The pitching will come around, the Twins tell themselves. The veterans will settle in, and the ballpark will help.

But the starting pitchers keep piling up evidence to the contrary.

For the seventh time in eight games, a Twins starting pitcher failed to deliver a quality start, and Friday night's game was one of the worst. Kevin Correia retired only seven batters while allowing eight to score, and Detroit coasted to a 10-6 victory at Target Field that dropped the Twins back to .500 once more.

The Twins offense has been one of the bigger surprises of the season's first month, and it piled up a half-dozen runs for the sixth time in nine games. So consistent has the run production been, the name Kirby Puckett was invoked Friday, as a milepost on Chris Colabello's magical start; when he singled in Joe Mauer in the sixth inning to earn his 27th RBI, he broke the Hall of Famer's 20-year-old team record for April RBI.

But the American League's second-highest scoring offense isn't enough to offset a starting rotation that so far actually has been even less effective than in 2013. The Twins starting pitchers' ERA stands at 6.32 — more than a full run worse than last year's worst-in-baseball 5.26.

Mike Pelfrey owns a 7.32 ERA. Free-agent signees Ricky Nolasco, at 6.67 after giving up six runs Thursday at Tampa Bay, and Phil Hughes, at 6.43, aren't much better.

Correia's own ERA ballooned by nearly two runs to 7.33 on the season during his least effective start with the Twins, and the trouble started early for the veteran righthander.

"I just wasn't able to hit any of my spots," Correia said after falling to 0-3. "I can't pitch like that against that team, I'm going to get hit around. Balls were missing over the middle, and it caught up to me."

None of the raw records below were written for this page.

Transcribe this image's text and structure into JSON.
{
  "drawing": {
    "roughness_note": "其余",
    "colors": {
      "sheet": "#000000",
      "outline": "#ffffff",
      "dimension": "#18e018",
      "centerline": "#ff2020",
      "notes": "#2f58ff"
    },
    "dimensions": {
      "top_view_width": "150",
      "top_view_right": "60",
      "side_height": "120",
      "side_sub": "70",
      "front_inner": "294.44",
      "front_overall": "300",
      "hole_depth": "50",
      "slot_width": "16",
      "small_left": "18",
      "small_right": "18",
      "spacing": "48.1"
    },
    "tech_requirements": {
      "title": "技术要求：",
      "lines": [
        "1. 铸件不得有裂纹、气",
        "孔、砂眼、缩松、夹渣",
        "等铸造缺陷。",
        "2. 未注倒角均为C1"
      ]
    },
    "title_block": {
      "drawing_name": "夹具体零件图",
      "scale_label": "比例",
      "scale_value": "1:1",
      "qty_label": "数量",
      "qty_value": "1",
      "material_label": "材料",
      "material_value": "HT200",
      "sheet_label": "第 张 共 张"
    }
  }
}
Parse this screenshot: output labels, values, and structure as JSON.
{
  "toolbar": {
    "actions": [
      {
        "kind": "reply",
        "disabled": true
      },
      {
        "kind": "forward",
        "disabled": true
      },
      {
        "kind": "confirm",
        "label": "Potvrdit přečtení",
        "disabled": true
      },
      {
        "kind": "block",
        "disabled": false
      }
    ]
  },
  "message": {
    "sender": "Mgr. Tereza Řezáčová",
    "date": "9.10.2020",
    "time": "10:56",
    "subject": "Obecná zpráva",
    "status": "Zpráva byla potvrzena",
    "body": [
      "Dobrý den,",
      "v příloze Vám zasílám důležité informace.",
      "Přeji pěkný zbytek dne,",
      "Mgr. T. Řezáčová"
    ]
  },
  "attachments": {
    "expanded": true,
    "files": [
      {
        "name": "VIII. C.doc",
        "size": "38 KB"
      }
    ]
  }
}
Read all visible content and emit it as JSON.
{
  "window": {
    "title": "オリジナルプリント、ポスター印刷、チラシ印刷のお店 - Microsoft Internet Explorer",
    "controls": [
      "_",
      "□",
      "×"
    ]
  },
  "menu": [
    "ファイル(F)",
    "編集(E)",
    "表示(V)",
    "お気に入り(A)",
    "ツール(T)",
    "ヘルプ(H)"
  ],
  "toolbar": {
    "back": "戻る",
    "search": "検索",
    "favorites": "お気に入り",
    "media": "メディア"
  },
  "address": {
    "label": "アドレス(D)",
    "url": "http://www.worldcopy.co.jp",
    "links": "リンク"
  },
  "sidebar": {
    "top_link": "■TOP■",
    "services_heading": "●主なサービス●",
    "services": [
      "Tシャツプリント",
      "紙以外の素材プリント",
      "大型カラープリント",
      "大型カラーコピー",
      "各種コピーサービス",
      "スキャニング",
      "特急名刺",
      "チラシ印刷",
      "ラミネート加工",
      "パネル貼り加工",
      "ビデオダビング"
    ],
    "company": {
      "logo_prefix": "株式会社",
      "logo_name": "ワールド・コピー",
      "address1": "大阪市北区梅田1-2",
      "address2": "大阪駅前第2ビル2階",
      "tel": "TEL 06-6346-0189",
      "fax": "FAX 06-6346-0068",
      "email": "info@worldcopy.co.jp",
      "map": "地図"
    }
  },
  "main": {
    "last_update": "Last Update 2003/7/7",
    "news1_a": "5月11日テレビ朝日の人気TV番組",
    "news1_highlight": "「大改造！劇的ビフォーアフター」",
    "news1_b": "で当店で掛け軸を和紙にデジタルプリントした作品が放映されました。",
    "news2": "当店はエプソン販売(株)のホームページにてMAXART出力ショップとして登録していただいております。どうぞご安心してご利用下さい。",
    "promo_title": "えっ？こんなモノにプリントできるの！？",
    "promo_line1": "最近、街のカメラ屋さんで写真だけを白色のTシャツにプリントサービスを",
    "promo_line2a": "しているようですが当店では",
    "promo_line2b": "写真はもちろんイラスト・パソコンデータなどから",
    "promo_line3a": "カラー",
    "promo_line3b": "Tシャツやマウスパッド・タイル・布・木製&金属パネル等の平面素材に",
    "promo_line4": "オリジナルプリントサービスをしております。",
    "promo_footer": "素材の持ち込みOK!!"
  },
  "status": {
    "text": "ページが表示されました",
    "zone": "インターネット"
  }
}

After Colabello dropped a fly ball for an error to open the second inning, Detroit third baseman Nick Castellanos rocketed a line drive into the right-field seats, the second home run Correia has given up this year.

"Kevin was kind of up and out and over the plate an awful lot, and those guys shot the ball to right field, they shot it pretty much everywhere," manager Ron Gardenhire said after asking for 6 ⅔ innings from his bullpen. "He just couldn't get the ball down, couldn't get the ball on the inner half of the plate, and they make you pay for it."

The Tigers offense has been rebuilt with Ian Kinsler at the top and Austin Jackson and Castellanos in the middle, and it's a more versatile bunch than the pull-happy team that had Prince Fielder. They peppered Twins pitching with hits all over the park, four of them in gaps for doubles.

"Their lineup does set up a lot differently. The majority of balls they hit are the other way," Correia said. "It's an adjustment I need to make."

Correia escaped further damage in the second inning after Alex Avila did the Twins a favor trying to score from first base on Andrew Romine's double, only to get thrown out at home. But things got much worse in the third, when Detroit sent 11 batters up and scored seven runs, the Twins' worst inning of the season. Two doubles, two singles and back-to-back walks ended Correia's night, and he was clearly frustrated walking off the field.

"It's one thing to get hit around, but I'm not going to give you free bases," said Correia, who last year was 3-1 with a 2.23 ERA after his first five starts. This year, he has yet to give up fewer than three runs in a game.

"Normally he pounds the strike zone, moves the ball," Gardenhire said. "It was just out and over, and every time he made a mistake, they made him pay for it."